Climate Change, Sustainability How Climate and the Nord Stream 2 Pipeline Undergirds the Ukraine-Russia Standoff

January 30, 2022
By Marianne Lavelle | Inside Climate News

PWH Visiting Fellow Erin Sikorsky is quoted in this article from Inside Climate News about how climate issues are fueling tensions in Ukraine.

As tensions simmer on the Ukraine-Russia border, the Nord Stream 2 pipeline has become an emblem of the energy and climate issues underlying the conflict—even though it has yet to deliver a molecule of natural gas.

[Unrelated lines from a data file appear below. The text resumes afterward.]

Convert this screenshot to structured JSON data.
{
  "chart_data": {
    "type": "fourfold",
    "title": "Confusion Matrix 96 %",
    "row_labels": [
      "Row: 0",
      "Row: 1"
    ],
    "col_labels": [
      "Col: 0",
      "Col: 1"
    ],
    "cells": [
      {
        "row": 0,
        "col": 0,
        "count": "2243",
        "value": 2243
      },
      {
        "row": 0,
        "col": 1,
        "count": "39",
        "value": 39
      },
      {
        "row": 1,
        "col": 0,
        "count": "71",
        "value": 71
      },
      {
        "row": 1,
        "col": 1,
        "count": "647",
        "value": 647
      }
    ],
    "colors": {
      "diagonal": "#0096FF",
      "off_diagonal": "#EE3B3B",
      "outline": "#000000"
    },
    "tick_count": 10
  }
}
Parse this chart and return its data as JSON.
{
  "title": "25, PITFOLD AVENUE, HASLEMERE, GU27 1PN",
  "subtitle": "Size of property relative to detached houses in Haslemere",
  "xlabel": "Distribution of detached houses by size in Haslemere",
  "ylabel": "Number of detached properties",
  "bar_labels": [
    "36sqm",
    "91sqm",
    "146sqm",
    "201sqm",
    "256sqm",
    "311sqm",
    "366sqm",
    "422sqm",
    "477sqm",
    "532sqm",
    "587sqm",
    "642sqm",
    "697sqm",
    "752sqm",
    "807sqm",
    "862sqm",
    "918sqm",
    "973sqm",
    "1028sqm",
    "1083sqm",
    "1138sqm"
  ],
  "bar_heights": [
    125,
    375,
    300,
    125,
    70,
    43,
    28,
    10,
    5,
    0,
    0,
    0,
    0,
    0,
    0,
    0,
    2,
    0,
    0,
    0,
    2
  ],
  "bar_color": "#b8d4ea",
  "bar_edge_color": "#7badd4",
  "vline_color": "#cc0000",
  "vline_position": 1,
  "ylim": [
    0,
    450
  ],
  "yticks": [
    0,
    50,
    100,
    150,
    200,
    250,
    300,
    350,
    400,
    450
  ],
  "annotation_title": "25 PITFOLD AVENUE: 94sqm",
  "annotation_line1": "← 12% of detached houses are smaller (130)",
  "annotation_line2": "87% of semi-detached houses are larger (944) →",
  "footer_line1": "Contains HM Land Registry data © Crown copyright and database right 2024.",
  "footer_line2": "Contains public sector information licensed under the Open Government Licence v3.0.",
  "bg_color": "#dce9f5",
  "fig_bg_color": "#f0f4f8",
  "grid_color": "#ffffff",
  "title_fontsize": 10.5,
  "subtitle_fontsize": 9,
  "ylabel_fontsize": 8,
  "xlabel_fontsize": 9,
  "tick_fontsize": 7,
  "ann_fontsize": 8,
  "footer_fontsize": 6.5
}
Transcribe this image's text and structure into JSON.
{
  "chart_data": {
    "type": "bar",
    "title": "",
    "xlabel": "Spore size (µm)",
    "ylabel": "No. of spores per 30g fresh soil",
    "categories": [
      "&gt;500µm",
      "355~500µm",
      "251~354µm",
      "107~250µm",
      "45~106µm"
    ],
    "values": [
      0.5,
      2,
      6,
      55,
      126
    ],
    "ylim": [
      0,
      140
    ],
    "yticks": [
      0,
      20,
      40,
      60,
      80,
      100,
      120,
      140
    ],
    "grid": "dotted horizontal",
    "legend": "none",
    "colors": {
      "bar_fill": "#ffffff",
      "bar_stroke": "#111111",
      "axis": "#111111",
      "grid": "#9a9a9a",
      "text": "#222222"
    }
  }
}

Last week, the U.S. State Department vowed that Gazprom’s $11 billion conduit beneath the Baltic Sea to Germany would never open if Russia invades Ukraine. Much of eastern Europe, the environmental movement and even the U.S. oil industry opposed Nord Stream 2 as a tie designed to solidify Russia’s energy hold on Europe, but Russian President Vladimir Putin took advantage of leeway offered by President Donald Trump to push construction through. ...

Whatever happens next as 127,000 troops encamp on Russia’s western frontier, the conflict already bears the imprint of Trump’s climate denial, Putin’s drive to maintain Russia’s fossil-fueled power and the slow pace of global transition to clean energy. In other words, it’s a textbook example of how climate change is amplifying foreign policy perils, said Erin Sikorsky, director of the Center for Climate and Security think tank in Washington, D.C.

“Climate is unlikely to be the sole driving force of a geopolitical confrontation or competition, but it will intersect with other existing risks and challenges in such a way that it shapes the environment,” she said.